You will recall the frantic negotiations in the days leading up to Bernadette O'Neill's appearance at the Senate Estimates hearing of 15 February, 2012 where she announced the "independent" review into the FWA Thomson investigations.

Recall Val Gostencnik recommended KPMG and that recommendation was accepted and implemented.

Here's a report from AAP carried by the SMH a few days before.   Note the appearance of the word "interference" in this report.

This is the first time and only time I can find the word "interference" used prior to this.   Even in the AAP report the quotations from Mr Williams and Mr Jackson use words like "nobble the investigation" or "make sure the investigation was done properly".

I've always wondered why KPMG's terms of reference would specifically refer to "interference" throughout.

 

Watchdog warned of HSU probe interference

Date
February 6, 2012

 

The industrial watchdog was so concerned about possible political interference in the Craig Thomson investigation that it got the Australian government solicitor involved, a union official has claimed.

Health Services Union general secretary Kathy Jackson has publicly released her response to an investigation into her union.

Fair Work Australia has spent almost four years probing whether Ms Jackson, former union president Michael Williamson and former union secretary Craig Thomson, now a Labor MP, breached civil or criminal law in their handling of union finances.

Mr Thomson has denied allegations he used union credit cards for prostitutes and cash withdrawals between 2002 and 2007.
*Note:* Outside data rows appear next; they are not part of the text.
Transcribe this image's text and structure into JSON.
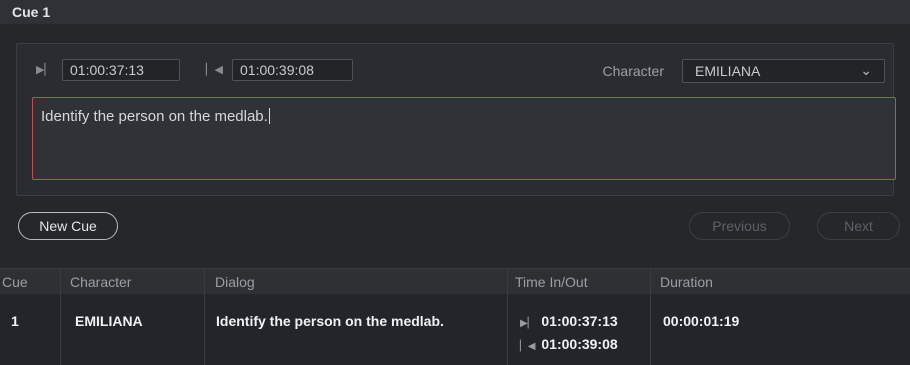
{
  "title": "Cue 1",
  "editor": {
    "time_in": "01:00:37:13",
    "time_out": "01:00:39:08",
    "character_label": "Character",
    "character_value": "EMILIANA",
    "dialog_text": "Identify the person on the medlab."
  },
  "buttons": {
    "new_cue": "New Cue",
    "previous": "Previous",
    "next": "Next"
  },
  "table": {
    "headers": [
      "Cue",
      "Character",
      "Dialog",
      "Time In/Out",
      "Duration"
    ],
    "rows": [
      {
        "cue": "1",
        "character": "EMILIANA",
        "dialog": "Identify the person on the medlab.",
        "time_in": "01:00:37:13",
        "time_out": "01:00:39:08",
        "duration": "00:00:01:19"
      }
    ]
  },
  "icons": {
    "time_in": "mark-in-icon",
    "time_out": "mark-out-icon",
    "dropdown": "chevron-down-icon"
  },
  "colors": {
    "dialog_border": "#b8544e",
    "background": "#26272b"
  }
}
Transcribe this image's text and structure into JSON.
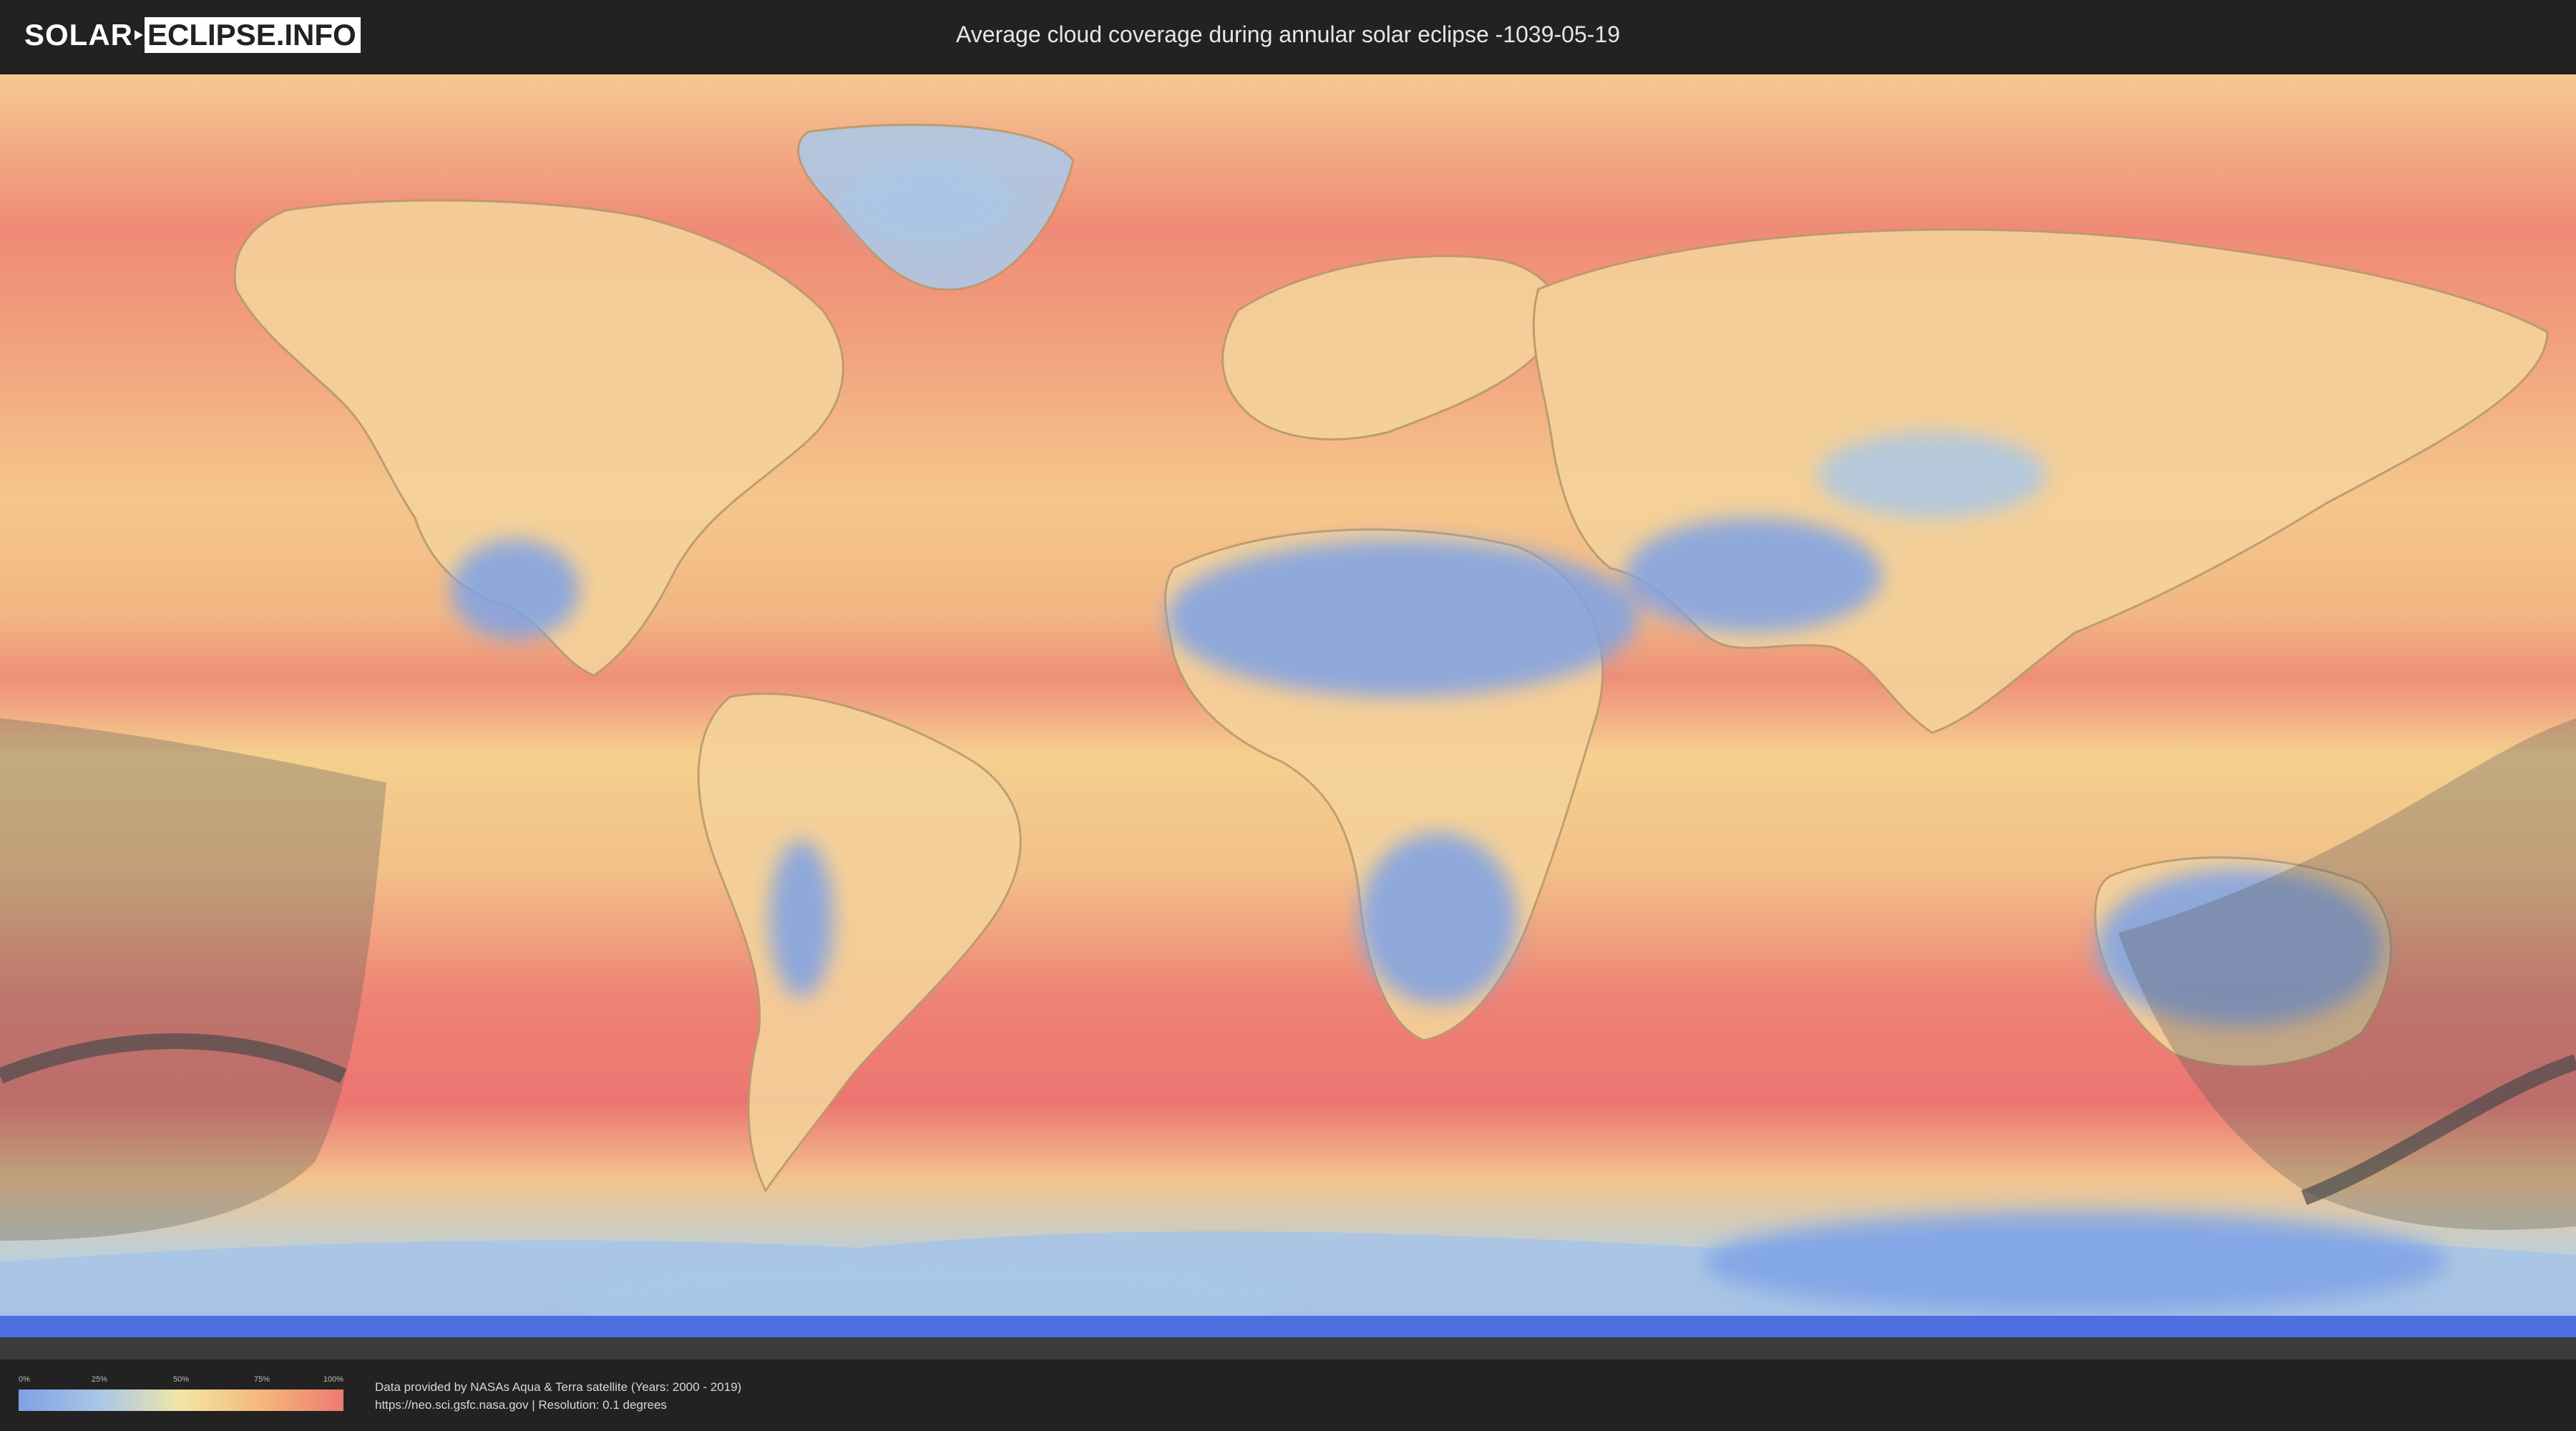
{
  "header": {
    "logo_solar": "SOLAR",
    "logo_eclipse": "ECLIPSE.INFO",
    "title": "Average cloud coverage during annular solar eclipse -1039-05-19"
  },
  "map": {
    "layers": [
      "cloud-coverage-raster",
      "country-borders",
      "eclipse-penumbra-region-west",
      "eclipse-penumbra-region-east",
      "eclipse-central-path"
    ],
    "colors": {
      "clear": "#7fa0e6",
      "low": "#a9c7e6",
      "mid": "#f2e6a6",
      "high": "#f5b77a",
      "overcast": "#ee7a72",
      "eclipse_shadow": "#5a5a5a",
      "polar": "#4e6fe0"
    }
  },
  "legend": {
    "ticks": [
      "0%",
      "25%",
      "50%",
      "75%",
      "100%"
    ]
  },
  "footer": {
    "credit_line1": "Data provided by NASAs Aqua & Terra satellite (Years: 2000 - 2019)",
    "credit_line2": "https://neo.sci.gsfc.nasa.gov | Resolution: 0.1 degrees"
  }
}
All three have been asked to respond to the investigation's findings by March 5, before Fair Work Australia determines what further action to take, including a possible referral to criminal prosecutors.

The opposition has accused government ministers and officials of interfering in the investigation, given that losing Mr Thomson's NSW seat of Dobell could lead to the fall of the Gillard government.

Ms Jackson said she had warned former industrial registrar Doug Williams, the head of Fair Work Australia's predecessor body until his retirement in late 2010, of possible political interference in the inquiry.

In the documents, Ms Jackson quotes Mr Williams as saying in 2010: "I know that the allegations against Craig Thomson can bring down the government and that there are powerful people in the ALP who might make an attempt to nobble the investigation from the inside after I leave.

"I got the AGS (Australian Government Solicitor) involved in an attempt to make sure that doesn't happen and that the investigation is done properly."

Prime Minister Julia Gillard has denied any government interference in the inquiry, but previously has admitted her chief of staff Ben Hubbard, when she was workplace minister, had contacted the industrial watchdog in 2009 to check the accuracy of a media report.

Ms Jackson says in her rebuttal to the allegations against her that she had been "threatened and intimidated by persons in powerful positions" to give up her whistleblowing efforts.

Fair Work Australia has alleged Ms Jackson failed to attend four union national executive meetings and had failed to submit the union's 2007 accounts.

But Ms Jackson said she had acted properly at all times and had followed FWA's advice in dealing with the accounts, which covered the period during which Mr Thomson was secretary.

The issue is expected to be aired when parliament resumes for the year on Tuesday.